To this end Linares has been keen to change how all senior leaders connect with the wider workforce. “There was a misconception that you can’t get onto the ExCo if you haven’t been to Oxford or Cambridge,” he says. “I left school at 16 and didn’t do A-Levels, yet there was a misconception.” This “forced us to rethink how we interact informally”, Linares says. “It’s about what type of leadership and tone from the top we want to set and stand for as a company.”
The answer, he says, relates to the core value of “bringing all of yourself to work”: “One of our main priorities over the past four years is how do we value individuality and uniqueness and create a culture where people can be completely open and honest.”
This means a focus on attracting – and celebrating – diversity. A key part of this, and something Linares is especially proud of, is the This is Me campaign launched in 2018. This encourages people to bring their whole selves to work and talk about who they are – in meetings and face to face, but also through hashtags, the company intranet and most recently via a video campaign (“I’ll give you three guesses what the background music is,” Linares jokes).
“This is Me has become a way of saying ‘I need to talk to you about something – I need to have a This is Me conversation’,” he says.
Critical to its success, he believes, has been opening up the conversation around mental health “not as a problem but as a solution”. “It’s a test of whether we have an open honest culture. As if we can get to a place where everyone can talk about mental health comfortably, then you’ve got a culture where there probably isn’t anything people feel they can’t talk openly about,” he says. “I’ve never seen something catch the way it did.”
Other commitments to diversity and inclusion have included efforts to promote “silent stars” (“the people who are doing a really good job but aren’t putting their hands up”), and to recruit individuals on the autistic spectrum into roles that Linares says they tend to be better suited to than neurotypical employees.
However, none of these efforts would have paid off without reshaping the role of managers as people managers rather than task managers, emphasises Linares. “All of these [efforts] and the people manager piece are intertwined because the people manager is so critical,” he says.
Which is why he rolled out a programme all around managers understanding their own personal purposes. “Ask anyone who’s gone through it what their purpose is and they’ll be able to tell you,” he says. “Then the question is: how do you connect your personal purpose to your job as a team leader?”
Linares certainly practices what he preaches.

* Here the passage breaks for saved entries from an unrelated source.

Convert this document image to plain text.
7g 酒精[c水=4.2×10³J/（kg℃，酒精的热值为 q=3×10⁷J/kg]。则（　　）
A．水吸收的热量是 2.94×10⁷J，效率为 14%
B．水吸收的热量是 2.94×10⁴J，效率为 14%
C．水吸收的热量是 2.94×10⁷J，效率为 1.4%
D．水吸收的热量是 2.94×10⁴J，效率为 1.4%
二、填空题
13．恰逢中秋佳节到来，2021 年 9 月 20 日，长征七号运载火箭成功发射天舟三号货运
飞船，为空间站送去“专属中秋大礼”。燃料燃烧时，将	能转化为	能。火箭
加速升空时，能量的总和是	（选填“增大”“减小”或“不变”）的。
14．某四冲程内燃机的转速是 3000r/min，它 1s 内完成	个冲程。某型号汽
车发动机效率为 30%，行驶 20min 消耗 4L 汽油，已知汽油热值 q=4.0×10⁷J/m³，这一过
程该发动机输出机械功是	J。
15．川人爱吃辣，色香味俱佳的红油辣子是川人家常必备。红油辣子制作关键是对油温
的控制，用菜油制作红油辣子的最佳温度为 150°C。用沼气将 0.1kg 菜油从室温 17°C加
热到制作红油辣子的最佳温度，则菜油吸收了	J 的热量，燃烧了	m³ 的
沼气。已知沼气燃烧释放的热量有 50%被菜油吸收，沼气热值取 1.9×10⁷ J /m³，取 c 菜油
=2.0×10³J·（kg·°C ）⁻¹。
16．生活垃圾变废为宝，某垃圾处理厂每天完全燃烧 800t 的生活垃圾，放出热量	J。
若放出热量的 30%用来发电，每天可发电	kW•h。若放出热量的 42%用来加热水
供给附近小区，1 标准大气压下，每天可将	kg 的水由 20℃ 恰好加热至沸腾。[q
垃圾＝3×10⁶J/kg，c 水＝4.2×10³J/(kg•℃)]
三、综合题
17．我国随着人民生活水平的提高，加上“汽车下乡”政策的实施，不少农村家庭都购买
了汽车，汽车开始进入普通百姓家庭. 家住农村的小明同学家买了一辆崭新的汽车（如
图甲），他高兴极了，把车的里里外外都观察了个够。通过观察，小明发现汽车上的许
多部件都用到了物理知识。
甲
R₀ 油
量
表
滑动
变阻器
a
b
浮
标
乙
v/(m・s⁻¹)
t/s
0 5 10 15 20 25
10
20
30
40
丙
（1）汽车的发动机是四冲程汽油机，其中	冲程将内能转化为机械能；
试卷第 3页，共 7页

He recalls the “single-biggest pivotal” career moment that shaped his own personal purpose today.
“When I got the Spain job [working in HR in Madrid at Diageo], about a year later I found out I’d got it because somebody had challenged the people making the decision by saying: ‘how long does someone have to be in HR before they’re no longer seen as the salesperson in HR but as the HR person with sales experience?’” he recalls.
“That’s why my personal purpose is around people having the choices to live their lives to the fullest. Because one person made a huge difference to my opportunities; therefore I could make that difference to someone else.”
That “someone else” could be the new CEO, as the organisation prepares to take on a new leader and so with it new business and people strategies. It could be a new neurodiverse recruit, as Linares plans to take D&I even further. Or it could be one of the many digital natives he expects to recruit to help DLG become “a really digital agile organisation”.
“It’s about being bold and disruptive,” says Linares. “There are things we offer that no-one else in the marketplace can.”
He laughs: “And that’s a quick advert. See – you can take the salesman out of HR, but you can’t take the salesman out of me.”